The site is currently a vacant, 80-unit apartment building (pictured) on East Capitol Street, SE, between 17th and 18th Streets. The 42,629-s.f. plot is just blocks from the Stadium-Amory Metro. The Merion website describes the project as "a redevelopment effort which will create new condominiums in a gentrifying area of Capitol Hill." The ANC must be pleased to hear about their neighborhood finally gentrifying.

In December 2007 Comstock received approval for a consolidated PUD and zoning change from R-4 to R-5B, allowing construction of a 133-unit building. In that same month, Merion acquired the property for $6.2 million from Comstock, which paid $9 million in 2006. Merion Chairman Bill Bensten was formerly a senior executive at Comstock.

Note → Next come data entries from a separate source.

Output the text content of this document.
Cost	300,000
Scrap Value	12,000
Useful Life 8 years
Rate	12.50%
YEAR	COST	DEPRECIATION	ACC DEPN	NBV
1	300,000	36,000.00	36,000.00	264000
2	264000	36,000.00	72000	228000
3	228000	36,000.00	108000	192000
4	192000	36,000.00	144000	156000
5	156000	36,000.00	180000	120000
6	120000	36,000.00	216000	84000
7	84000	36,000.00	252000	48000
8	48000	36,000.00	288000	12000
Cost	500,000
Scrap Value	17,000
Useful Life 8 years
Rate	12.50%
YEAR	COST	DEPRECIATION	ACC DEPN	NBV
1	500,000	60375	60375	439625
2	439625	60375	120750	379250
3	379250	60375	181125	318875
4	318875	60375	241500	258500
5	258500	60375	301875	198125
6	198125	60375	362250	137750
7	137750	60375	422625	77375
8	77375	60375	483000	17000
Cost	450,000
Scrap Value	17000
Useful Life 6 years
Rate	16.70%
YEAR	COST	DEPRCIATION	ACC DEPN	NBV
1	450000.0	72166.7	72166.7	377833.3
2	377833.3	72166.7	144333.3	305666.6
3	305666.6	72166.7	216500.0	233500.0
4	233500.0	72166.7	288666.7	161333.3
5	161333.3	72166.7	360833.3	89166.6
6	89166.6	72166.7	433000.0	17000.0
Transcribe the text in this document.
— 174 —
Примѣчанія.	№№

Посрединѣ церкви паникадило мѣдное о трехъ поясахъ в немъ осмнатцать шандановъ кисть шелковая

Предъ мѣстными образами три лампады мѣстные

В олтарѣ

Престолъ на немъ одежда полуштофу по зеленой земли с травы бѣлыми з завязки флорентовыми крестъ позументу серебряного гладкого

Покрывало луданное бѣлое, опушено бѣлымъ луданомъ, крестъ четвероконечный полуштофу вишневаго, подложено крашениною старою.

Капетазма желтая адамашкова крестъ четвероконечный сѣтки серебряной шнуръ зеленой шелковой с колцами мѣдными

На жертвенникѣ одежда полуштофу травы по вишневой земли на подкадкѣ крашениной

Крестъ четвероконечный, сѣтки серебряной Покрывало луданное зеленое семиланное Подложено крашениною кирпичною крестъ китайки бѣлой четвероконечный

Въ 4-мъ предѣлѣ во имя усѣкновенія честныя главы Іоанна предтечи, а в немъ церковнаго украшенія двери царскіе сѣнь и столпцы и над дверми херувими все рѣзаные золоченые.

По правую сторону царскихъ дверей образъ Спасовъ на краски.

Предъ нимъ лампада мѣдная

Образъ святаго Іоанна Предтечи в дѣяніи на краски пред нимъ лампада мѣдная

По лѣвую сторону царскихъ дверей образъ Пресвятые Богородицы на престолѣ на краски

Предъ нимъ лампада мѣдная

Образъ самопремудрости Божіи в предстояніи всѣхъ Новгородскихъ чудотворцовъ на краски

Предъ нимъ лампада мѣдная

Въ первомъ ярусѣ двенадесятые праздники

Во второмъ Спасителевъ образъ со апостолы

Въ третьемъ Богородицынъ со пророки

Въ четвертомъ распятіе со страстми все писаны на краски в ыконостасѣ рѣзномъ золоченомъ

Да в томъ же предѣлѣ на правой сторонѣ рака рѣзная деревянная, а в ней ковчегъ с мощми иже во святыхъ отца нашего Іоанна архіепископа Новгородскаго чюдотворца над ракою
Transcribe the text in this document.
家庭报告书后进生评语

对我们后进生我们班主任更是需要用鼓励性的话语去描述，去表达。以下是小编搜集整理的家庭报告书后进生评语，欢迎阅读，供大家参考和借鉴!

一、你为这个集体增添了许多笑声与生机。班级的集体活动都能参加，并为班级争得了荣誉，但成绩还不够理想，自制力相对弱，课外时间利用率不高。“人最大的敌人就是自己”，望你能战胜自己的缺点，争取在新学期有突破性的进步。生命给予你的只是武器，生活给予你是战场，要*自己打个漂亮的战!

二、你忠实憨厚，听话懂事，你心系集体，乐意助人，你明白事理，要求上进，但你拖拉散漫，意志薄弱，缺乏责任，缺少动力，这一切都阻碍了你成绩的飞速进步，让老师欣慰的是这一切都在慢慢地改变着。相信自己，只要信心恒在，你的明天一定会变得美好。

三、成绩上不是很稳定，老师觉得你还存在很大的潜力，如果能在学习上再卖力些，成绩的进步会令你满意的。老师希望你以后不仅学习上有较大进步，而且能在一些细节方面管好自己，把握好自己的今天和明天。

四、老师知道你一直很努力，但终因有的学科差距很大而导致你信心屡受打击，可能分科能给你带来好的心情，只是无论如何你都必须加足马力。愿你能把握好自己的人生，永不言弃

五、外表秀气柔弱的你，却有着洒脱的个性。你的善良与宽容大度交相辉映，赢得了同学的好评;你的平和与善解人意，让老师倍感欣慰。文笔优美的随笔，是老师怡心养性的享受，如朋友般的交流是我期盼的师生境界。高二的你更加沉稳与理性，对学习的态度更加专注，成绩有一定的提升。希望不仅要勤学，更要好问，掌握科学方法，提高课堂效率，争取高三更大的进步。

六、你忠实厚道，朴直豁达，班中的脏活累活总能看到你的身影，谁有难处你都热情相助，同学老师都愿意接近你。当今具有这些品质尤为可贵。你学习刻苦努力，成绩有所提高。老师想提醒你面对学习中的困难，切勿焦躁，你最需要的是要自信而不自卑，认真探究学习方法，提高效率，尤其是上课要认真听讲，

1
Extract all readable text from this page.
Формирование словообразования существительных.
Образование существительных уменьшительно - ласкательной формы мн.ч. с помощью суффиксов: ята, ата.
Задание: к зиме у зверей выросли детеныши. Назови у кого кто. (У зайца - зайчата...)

In September of 2008, PGN Architects, the project architects throughout the toss up, filed on behalf of the owners for a minor modification to the original PUD, changing the total units from 133 to 141. In January 2009 the counsel for Merion requested a one-year extension to December 2010 in addition to the earlier modification request.

Though the original plan had been to immediately begin construction, as financing realities were pouring cold water on new construction, developers added more one and two bedroom units to the mix, requiring interior changes to the architecture, further slowing the project. The change was intended to increase marketability.

The approved zoning changes and plan modifications give the developers until December of 2010 to file a building permit, and December of 2011 to begin construction. Beyond that, developers would need to start anew.